Visiting establishments with a lot of history always warms the cockles of our heart – even more so when that establishment is the oldest surviving cantina in the city. El Dux de Venecia didn’t start out as a cantina, but it became a drinking establishment in Azcapotzalco – a farming community that became part of Mexico City in the 1940s – during the Mexican revolution and has remained an important part of the neighborhood ever since.
The story goes that an Italian traveler decided to open a grocery store at the end of the 19th century. He named it El Dux de Venecia (The Doges of Venice) because he was originally from that Italian city. He offered all kinds of imported products from Europe as well as local ones, including deli meats, bread and alcohol. Because some customers consumed these items in the shop, the owner installed chairs and tables for their comfort.
When the revolution broke in 1910, the owner moved back to Italy, leaving the business to one of his nephews. In 1918 the store separated in two: The grocery store became El Mundo de Colón, and the part where customers sat and ate and drank kept the original name and applied for a cantina permit, making it the first cantina in Azcapotzalco and the third in Mexico City.
El Dux de Venecia follows typical cantina protocol. Patrons order their drinks and the botanas – small portions of guisados (cooked meats or vegetables) – come free. There are around four or five courses of botanas at any cantina, and at El Dux de Venecia the ones we tried were more than simple bar food. Enrique Escandón, the current owner and a direct descendant of the founder, mentioned that the botana menu changes every month. However, some botanas never change, such as escargots in spicy sauce on Tuesdays, pozole on Wednesdays and carnitas on the weekends.

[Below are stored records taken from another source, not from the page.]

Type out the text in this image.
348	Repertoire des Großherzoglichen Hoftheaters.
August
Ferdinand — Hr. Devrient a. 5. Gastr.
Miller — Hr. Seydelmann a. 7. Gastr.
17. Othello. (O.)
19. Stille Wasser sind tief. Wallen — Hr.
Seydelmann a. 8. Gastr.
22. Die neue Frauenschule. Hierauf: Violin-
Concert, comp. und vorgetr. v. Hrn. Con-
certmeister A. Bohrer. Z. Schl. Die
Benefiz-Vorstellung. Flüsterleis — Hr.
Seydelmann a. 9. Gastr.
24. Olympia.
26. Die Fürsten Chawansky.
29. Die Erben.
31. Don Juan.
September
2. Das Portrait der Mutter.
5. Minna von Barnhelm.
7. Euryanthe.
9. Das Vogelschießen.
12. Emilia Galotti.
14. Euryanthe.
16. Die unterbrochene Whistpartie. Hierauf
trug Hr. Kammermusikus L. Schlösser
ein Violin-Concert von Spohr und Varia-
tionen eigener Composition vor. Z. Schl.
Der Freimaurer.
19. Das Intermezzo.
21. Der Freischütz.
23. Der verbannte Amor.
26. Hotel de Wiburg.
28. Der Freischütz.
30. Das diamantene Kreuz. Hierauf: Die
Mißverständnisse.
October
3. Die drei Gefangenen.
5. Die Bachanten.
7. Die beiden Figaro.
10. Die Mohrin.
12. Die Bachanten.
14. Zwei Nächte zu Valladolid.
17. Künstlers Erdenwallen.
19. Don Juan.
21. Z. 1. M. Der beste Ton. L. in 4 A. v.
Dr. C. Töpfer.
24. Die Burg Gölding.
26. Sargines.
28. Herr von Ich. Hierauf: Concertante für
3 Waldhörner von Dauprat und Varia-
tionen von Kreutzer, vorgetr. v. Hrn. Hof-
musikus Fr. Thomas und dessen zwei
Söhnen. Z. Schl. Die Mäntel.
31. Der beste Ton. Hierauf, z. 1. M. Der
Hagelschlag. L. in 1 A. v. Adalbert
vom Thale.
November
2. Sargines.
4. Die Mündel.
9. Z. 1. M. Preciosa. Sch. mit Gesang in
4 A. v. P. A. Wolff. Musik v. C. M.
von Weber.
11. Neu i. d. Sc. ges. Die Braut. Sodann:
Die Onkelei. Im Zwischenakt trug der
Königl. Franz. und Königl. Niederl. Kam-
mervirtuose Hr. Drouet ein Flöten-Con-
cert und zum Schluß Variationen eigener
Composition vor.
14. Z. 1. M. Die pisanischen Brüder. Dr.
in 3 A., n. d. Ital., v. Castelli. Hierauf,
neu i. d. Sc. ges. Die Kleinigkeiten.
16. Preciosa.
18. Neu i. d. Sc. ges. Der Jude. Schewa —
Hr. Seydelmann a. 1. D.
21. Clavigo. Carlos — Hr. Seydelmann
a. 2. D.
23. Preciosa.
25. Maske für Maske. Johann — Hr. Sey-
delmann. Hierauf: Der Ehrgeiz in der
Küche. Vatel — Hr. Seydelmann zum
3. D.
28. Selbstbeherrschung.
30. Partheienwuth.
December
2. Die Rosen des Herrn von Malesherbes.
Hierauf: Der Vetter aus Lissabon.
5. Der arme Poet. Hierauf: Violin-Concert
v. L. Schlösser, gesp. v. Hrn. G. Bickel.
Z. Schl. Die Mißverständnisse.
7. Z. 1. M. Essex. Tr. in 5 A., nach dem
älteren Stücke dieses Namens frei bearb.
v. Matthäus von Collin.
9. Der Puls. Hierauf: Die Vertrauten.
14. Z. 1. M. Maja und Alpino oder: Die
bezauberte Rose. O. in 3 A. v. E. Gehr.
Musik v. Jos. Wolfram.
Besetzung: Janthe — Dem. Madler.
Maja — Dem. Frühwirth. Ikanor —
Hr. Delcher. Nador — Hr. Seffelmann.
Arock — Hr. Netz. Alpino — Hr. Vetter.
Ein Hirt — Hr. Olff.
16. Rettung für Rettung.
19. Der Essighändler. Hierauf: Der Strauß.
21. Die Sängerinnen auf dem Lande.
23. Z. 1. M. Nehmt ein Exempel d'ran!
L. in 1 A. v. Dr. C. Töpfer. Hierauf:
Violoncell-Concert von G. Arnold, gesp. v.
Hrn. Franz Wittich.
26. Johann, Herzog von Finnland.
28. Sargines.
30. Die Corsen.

On a recent visit, the botanas included chicken soup, meatballs, pork chops cooked in a tomato sauce and delicious beef in green sauce. We washed it all down with draft beer and the house drinks, limón and prodigiosa. The former, a refreshing concoction of vodka, syrup, spearmint, lime and ice, was invented by one of the bartenders back in the 1950s and has remained a signature drink ever since. Prodigiosa is an herb liqueur made in Estado de Mexico, and it’s the foundation of the drink of the same name at El Dux de Venecia, which is mixed with anise and vodka.
Cantinas sometimes get a bad rap for being dangerous and sleazy places. We haven’t found this to be true of the ones we’ve visited in Mexico City — particularly El Dux. Everyone here is very relaxed; many come to play dominoes while enjoying their food and drinks. Domino tournaments are held here twice a year. The cantina transported us back in time to an Azcapotzalco that was not yet part of the big city, and we still think of it as a gateway to new culinary exploration.